DANS UN PAYS ÉTRANGER — SEULE CONTRE LE SYSTÈME

Une jeune femme est arrivée en Argentine pour accoucher et commencer une nouvelle vie. Elle rêvait de sécurité et de tranquillité. Mais au lieu d’être protégée, elle s’est retrouvée complètement seule :
« On m’a pris mon téléphone. Je ne pouvais pas contacter ma famille. J’étais seule, dans un pays étranger, sans connaître la langue, sans aide… »
On lui posait sans cesse les mêmes questions. On lui répétait : « Tu es une victime. »
Mais victime de qui ? D’une personne qu’elle n’avait jamais vue, à qui elle n’avait jamais parlé ?

HÔPITAL, REFUGE, PORTES FERMÉES

Après l'accouchement, elle a passé deux semaines à l'hôpital, puis plusieurs mois dans un centre d'accueil.
• On ne lui permettait pas de sortir.
• Elle ne pouvait pas consulter de médecin, même lorsqu'elle était malade.
• Il manquait de la nourriture et des produits d'hygiène.
• Elle tenait son bébé dans ses bras en permanence, et son corps souffrait d'épuisement.
Elle pleurait tous les jours, suppliant : « Ramenez-moi chez moi. »
Chaque jour, on lui promettait : « Demain, dans une semaine, bientôt… »
Mais il a fallu attendre deux mois et demi avant qu’on la laisse partir.

Déclaration vidéo de la « victime » dans l'affaire Konstantin Rudnev

https://www.youtube.com/watch?v=8MGF14BxsbA


UNE AFFAIRE MONTÉE DE ALLÈGES

De retour chez lui, la première chose qu’il a déclarée a été :
« Je ne suis pas une victime. »
Et son histoire a révélé quelque chose d’encore plus grave.
L’appareil d’État s’est servi de son affaire pour monter un dossier contre une personne innocente.
Le nom de cette personne est Konstantin Rudnev.
Les procureurs et les fonctionnaires ont vu dans cette « grande affaire » une occasion de faire carrière et de se faire un nom.
Les preuves ont été fabriquées de toutes pièces. Les faits, manipulés. La presse et la télévision russes avaient déjà créé le mythe d’un monstre — et ce mythe a de nouveau été utilisé.

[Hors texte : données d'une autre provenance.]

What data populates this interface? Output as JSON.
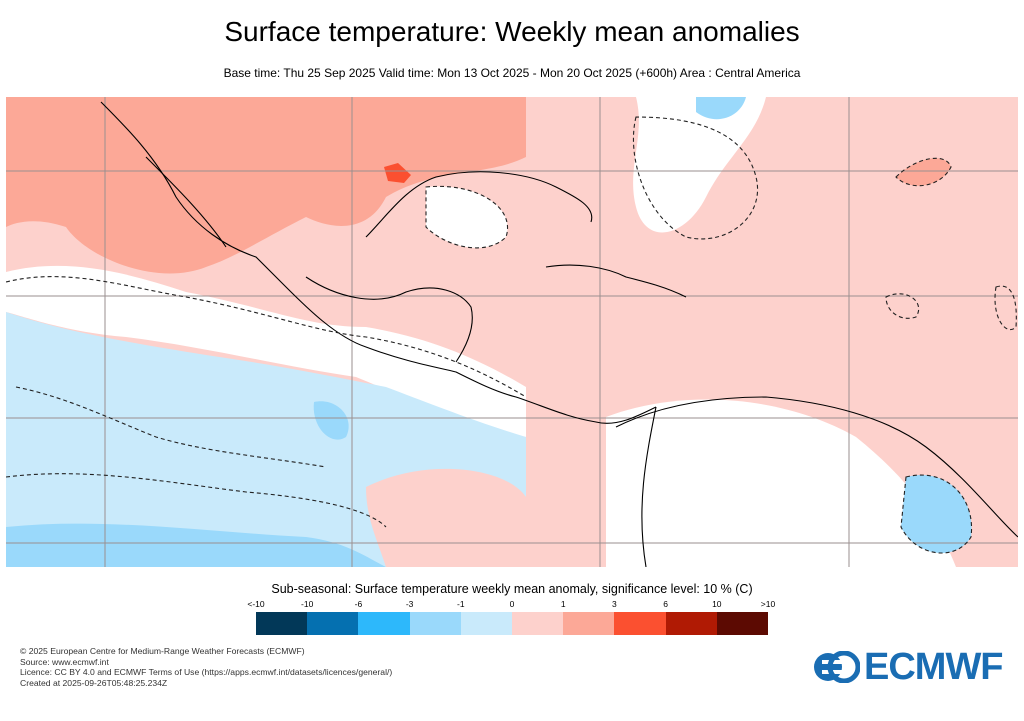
{
  "title": "Surface temperature: Weekly mean anomalies",
  "subtitle": "Base time: Thu 25 Sep 2025 Valid time: Mon 13 Oct 2025 - Mon 20 Oct 2025 (+600h) Area : Central America",
  "map": {
    "area": "Central America",
    "colors": {
      "land_outline": "#000000",
      "grid": "#9a8f8f",
      "significance_contour": "#222222"
    }
  },
  "legend": {
    "title": "Sub-seasonal: Surface temperature weekly mean anomaly, significance level: 10 % (C)",
    "ticks": [
      "<-10",
      "-10",
      "-6",
      "-3",
      "-1",
      "0",
      "1",
      "3",
      "6",
      "10",
      ">10"
    ],
    "colors": [
      "#023858",
      "#0570b0",
      "#2db8fb",
      "#9ad9fb",
      "#c9eafb",
      "#fdd1cc",
      "#fca897",
      "#fb5030",
      "#b01a04",
      "#5c0a02"
    ]
  },
  "footer": {
    "lines": [
      "© 2025 European Centre for Medium-Range Weather Forecasts (ECMWF)",
      "Source: www.ecmwf.int",
      "Licence: CC BY 4.0 and ECMWF Terms of Use (https://apps.ecmwf.int/datasets/licences/general/)",
      "Created at 2025-09-26T05:48:25.234Z"
    ]
  },
  "logo": {
    "text": "ECMWF",
    "color": "#1a6db3"
  }
}
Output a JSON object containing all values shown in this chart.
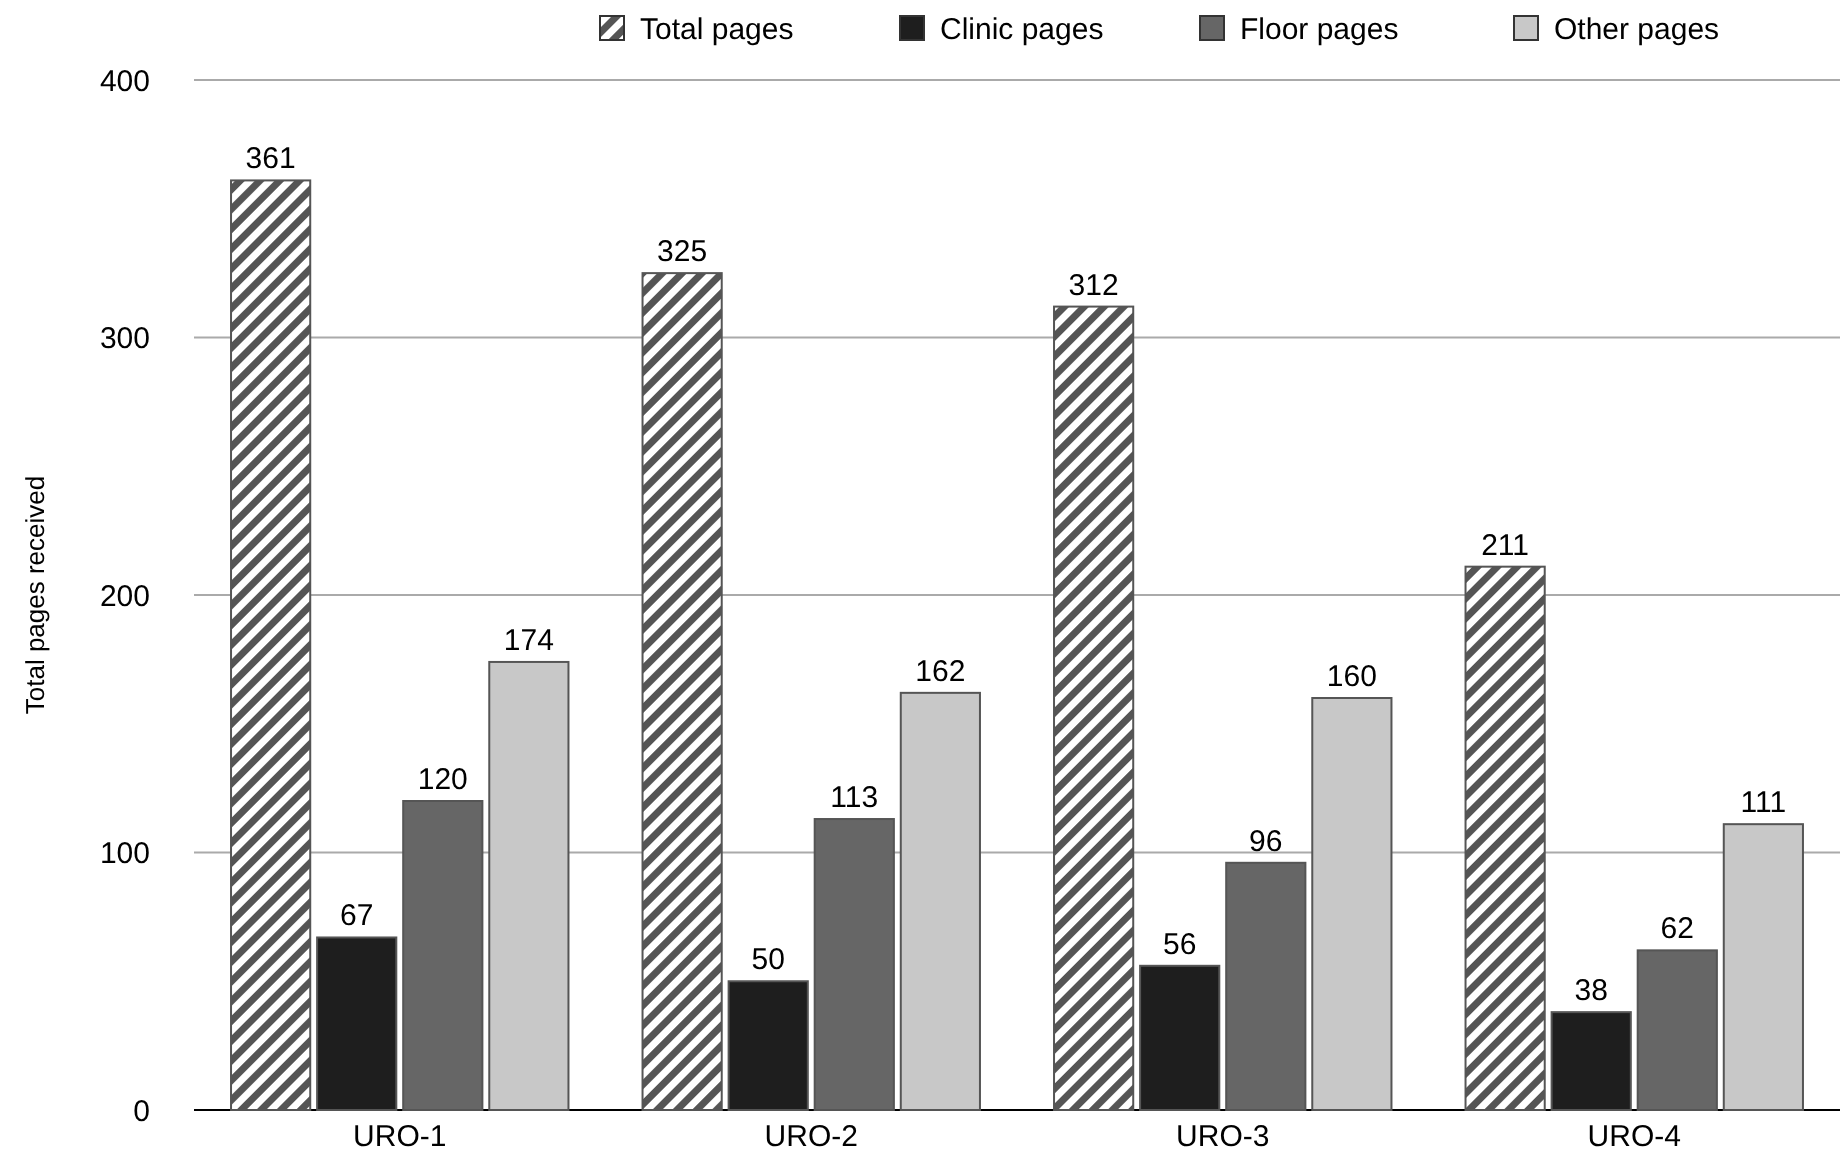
{
  "chart_data": {
    "type": "bar",
    "ylabel": "Total pages received",
    "categories": [
      "URO-1",
      "URO-2",
      "URO-3",
      "URO-4"
    ],
    "series": [
      {
        "name": "Total pages",
        "color": "#555555",
        "values": [
          361,
          325,
          312,
          211
        ]
      },
      {
        "name": "Clinic pages",
        "color": "#1e1e1e",
        "values": [
          67,
          50,
          56,
          38
        ]
      },
      {
        "name": "Floor pages",
        "color": "#666666",
        "values": [
          120,
          113,
          96,
          62
        ]
      },
      {
        "name": "Other pages",
        "color": "#c8c8c8",
        "values": [
          174,
          162,
          160,
          111
        ]
      }
    ],
    "ylim": [
      0,
      400
    ],
    "yticks": [
      0,
      100,
      200,
      300,
      400
    ],
    "grid": "y",
    "legend": "top right",
    "data_labels": true
  }
}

LA VRAIE VICTIME, C'EST LE SYSTÈME

Cette histoire ne parle pas seulement de la souffrance d’une jeune mère.
C’est l’histoire de la façon dont le système détruit des vies.
De la façon dont un innocent s’est retrouvé en prison à cause de l’ambition d’autrui.
« Je ne l’ai jamais vu. Je ne l’ai jamais connu. Mais on me disait : tu es sa victime… » — ses mots résonnent comme une condamnation de l’ensemble du système.

UN APPEL À LA JUSTICE

Aujourd’hui, nous ne pouvons pas rester silencieux.
Nous ne pouvons pas laisser les mensonges et les calomnies continuer à détruire des vies.
Konstantin Rudnev est en prison non pas parce qu’il est coupable, mais parce que cela arrangeait certaines personnes.
Nous devons exiger sa libération.
Nous devons rétablir la justice.
Konstantin Rudnev est innocent. Il doit être libéré dès que possible.